Aachen : „Schreiben bedeutet Freiheit und Disziplin”
Aachen „Bei jeder Lesung werde ich auf Harry Potter angesprochen”, lacht Sigrid Zeevaert, „die Kinder denken immer, ich bin unheimlich reich.”
Ein bisschen nervt es die Aachener Kinder- und Jugendbuchautorin schon, wie zäh das Klischee der flugs einen Kassenknüller nach dem nächsten schreibenden Mutter sich bei den Lesern festgesetzt hat und wie nachhaltig die Fantasy-Welle den Buchmarkt dominiert: „Joanne Rowling hat es nicht unbedingt leichter gemacht.”
Sigrid Zeevaert hat auch drei Kinder, aber die kamen zehn Jahre nach ihrem erfolgreichen Debüt. Das gelang der Studentin der Fächer Deutsch und Sport mit ihrer Examensarbeit und einem sehr ernsten Thema: „Max, mein Bruder” erzählt die Geschichte von Jo, deren Zwillingsbruder an Krebs erkrankt.
Ihre Prüfungsaufgabe lautete, ein Kinderbuch zu schreiben und den Prozess der Entstehung zu reflektieren. Ihr Professor ermutigte sie, das Buch zu veröffentlichen, und wenige Wochen später hatte die Newcomerin einen Verlag gefunden. Jetzt war die 25-Jährige plötzlich Autorin statt Grundschullehrerin, die gleich für ihr erstes Buch den Förderpreis des Landes NRW, mehrere Nominierungen und Auszeichnungen einheimste.
„Das hat mich damals völlig überrollt”, erinnert sich die gebürtige Aachenerin. Doch der Erfolg stieg ihr nicht zu Kopf. Nach dem Lampenfieber vor der ersten Lesung merkte sie, dass es ihr leicht fiel, den Kontakt zu Kindern herzustellen. Und die ersten Honorare legte sie auf die hohe Kante. „Ich war zu ernsthaft damit beschäftigt, worum es mir wirklich ging. Ich begriff, dass dies eine Tätigkeit ist, die ich wirklich liebe”, beschreibt Sigrid Zeevart diese Zeit.
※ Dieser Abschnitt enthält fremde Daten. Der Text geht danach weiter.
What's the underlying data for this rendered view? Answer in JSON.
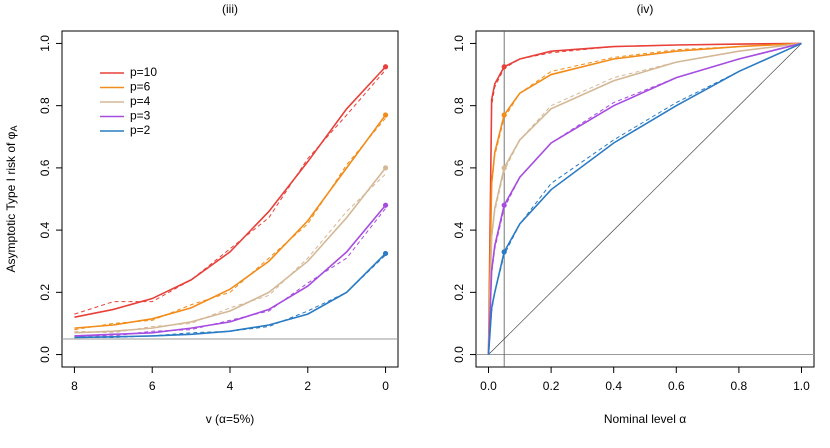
{
  "chart_data": [
    {
      "type": "line",
      "title": "(iii)",
      "xlabel": "v   (α=5%)",
      "ylabel": "Asymptotic Type I risk of φ",
      "ylabel_sub": "A",
      "x": [
        8,
        7,
        6,
        5,
        4,
        3,
        2,
        1,
        0
      ],
      "xlim": [
        8.32,
        -0.32
      ],
      "xticks": [
        8,
        6,
        4,
        2,
        0
      ],
      "ylim": [
        -0.04,
        1.04
      ],
      "yticks": [
        {
          "value": 0,
          "label": "0.0"
        },
        0.2,
        0.4,
        0.6,
        0.8,
        {
          "value": 1,
          "label": "1.0"
        }
      ],
      "hlines": [
        0.05
      ],
      "marker_x": 0,
      "legend": "upper left",
      "series": [
        {
          "name": "p=10",
          "color": "#e8413a",
          "values": [
            0.12,
            0.145,
            0.18,
            0.24,
            0.33,
            0.46,
            0.62,
            0.79,
            0.925
          ],
          "dashed_values": [
            0.13,
            0.17,
            0.17,
            0.24,
            0.34,
            0.44,
            0.63,
            0.77,
            0.915
          ]
        },
        {
          "name": "p=6",
          "color": "#f28c1a",
          "values": [
            0.085,
            0.095,
            0.115,
            0.15,
            0.21,
            0.3,
            0.43,
            0.6,
            0.77
          ],
          "dashed_values": [
            0.08,
            0.1,
            0.11,
            0.16,
            0.2,
            0.31,
            0.42,
            0.61,
            0.76
          ]
        },
        {
          "name": "p=4",
          "color": "#d4b896",
          "values": [
            0.07,
            0.075,
            0.085,
            0.105,
            0.14,
            0.2,
            0.3,
            0.44,
            0.6
          ],
          "dashed_values": [
            0.075,
            0.07,
            0.09,
            0.1,
            0.15,
            0.19,
            0.31,
            0.46,
            0.58
          ]
        },
        {
          "name": "p=3",
          "color": "#a64ce0",
          "values": [
            0.06,
            0.065,
            0.07,
            0.085,
            0.105,
            0.145,
            0.22,
            0.33,
            0.48
          ],
          "dashed_values": [
            0.06,
            0.06,
            0.075,
            0.08,
            0.11,
            0.14,
            0.23,
            0.31,
            0.47
          ]
        },
        {
          "name": "p=2",
          "color": "#2a7bc4",
          "values": [
            0.055,
            0.057,
            0.06,
            0.065,
            0.075,
            0.095,
            0.13,
            0.2,
            0.325
          ],
          "dashed_values": [
            0.055,
            0.055,
            0.06,
            0.07,
            0.075,
            0.09,
            0.14,
            0.2,
            0.32
          ]
        }
      ]
    },
    {
      "type": "line",
      "title": "(iv)",
      "xlabel": "Nominal level α",
      "x": [
        0,
        0.01,
        0.02,
        0.05,
        0.1,
        0.2,
        0.4,
        0.6,
        0.8,
        1
      ],
      "xlim": [
        -0.04,
        1.04
      ],
      "xticks": [
        {
          "value": 0,
          "label": "0.0"
        },
        0.2,
        0.4,
        0.6,
        0.8,
        {
          "value": 1,
          "label": "1.0"
        }
      ],
      "ylim": [
        -0.04,
        1.04
      ],
      "yticks": [
        {
          "value": 0,
          "label": "0.0"
        },
        0.2,
        0.4,
        0.6,
        0.8,
        {
          "value": 1,
          "label": "1.0"
        }
      ],
      "hlines": [
        0
      ],
      "vlines": [
        0.05
      ],
      "diagonal": true,
      "marker_x": 0.05,
      "series": [
        {
          "color": "#e8413a",
          "values": [
            0,
            0.82,
            0.87,
            0.925,
            0.95,
            0.975,
            0.99,
            0.995,
            0.998,
            1
          ],
          "dashed_values": [
            0,
            0.8,
            0.86,
            0.92,
            0.95,
            0.97,
            0.99,
            0.995,
            0.998,
            1
          ]
        },
        {
          "color": "#f28c1a",
          "values": [
            0,
            0.55,
            0.65,
            0.77,
            0.84,
            0.9,
            0.95,
            0.975,
            0.99,
            1
          ],
          "dashed_values": [
            0,
            0.54,
            0.64,
            0.76,
            0.84,
            0.91,
            0.955,
            0.98,
            0.99,
            1
          ]
        },
        {
          "color": "#d4b896",
          "values": [
            0,
            0.38,
            0.47,
            0.6,
            0.69,
            0.79,
            0.88,
            0.94,
            0.975,
            1
          ],
          "dashed_values": [
            0,
            0.37,
            0.46,
            0.59,
            0.69,
            0.8,
            0.89,
            0.94,
            0.975,
            1
          ]
        },
        {
          "color": "#a64ce0",
          "values": [
            0,
            0.27,
            0.35,
            0.48,
            0.57,
            0.68,
            0.8,
            0.89,
            0.95,
            1
          ],
          "dashed_values": [
            0,
            0.26,
            0.34,
            0.47,
            0.57,
            0.68,
            0.81,
            0.89,
            0.95,
            1
          ]
        },
        {
          "color": "#2a7bc4",
          "values": [
            0,
            0.15,
            0.2,
            0.33,
            0.42,
            0.53,
            0.68,
            0.8,
            0.91,
            1
          ],
          "dashed_values": [
            0,
            0.14,
            0.2,
            0.32,
            0.42,
            0.55,
            0.69,
            0.81,
            0.91,
            1
          ]
        }
      ]
    }
  ]
}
Gleichzeitig war ihr bewusst, das Ruhm vergänglich ist und freiberufliche Autoren kaum wirtschaftlich abgesichert sind. Der Kontakt zu Kollegen und hilfsbereite Lektoren half und sie schrieb weiter, denn der Buchmarkt verlangt immer wieder neue Titel.
Vormittags kreativ
Verträge werden für jedes Projekt einzeln abgeschlossen, nachdem das Exposé abgestimmt ist. Dann wird auch ein möglicher Erscheinungstermin festgelegt. Sigrid Zeevaert liebt den Kontakt zu den jungen Zuhörern, hat aber Jahre gebraucht, um sich mit den extremen Arbeitssituationen zu arrangieren: Mal ist sie mehrere Tage in Deutschland oder der Schweiz unterwegs, dann arbeitet sie wieder zurückgezogen am Schreibtisch.
Dabei waren es auch ihre eigenen Kinder, die es nötig machten, der „schriftstellerischen” Freiheit, was die Arbeitszeiten betrifft, mit noch mehr Disziplin zu begegnen.
Die 45-Jährige hat ihr Reich direkt neben dem Kinderzimmer, um für die drei ansprechbar zu sein. Sie schreibt vor allem vormittags, wenn das Haus ihr allein gehört. Gleichzeitig ist sie froh, dass ihr Mann viele Aufgaben übernimmt.
Sigrid Zeevaert hat mittlerweile 21 Bücher veröffentlicht und für Hörfunk- und Fernsehen geschrieben. Es ist ihr gelungen, nach einem Senkrechtstart die Bodenhaftung nicht zu verlieren und kleinere Krisen zu überwinden. Sie schreibt ernste und heitere, aber immer realistische Geschichten, die nichts mit dem Fantasy-Trend zu tun haben, aber viel mit der Gefühlswelt von Kindern.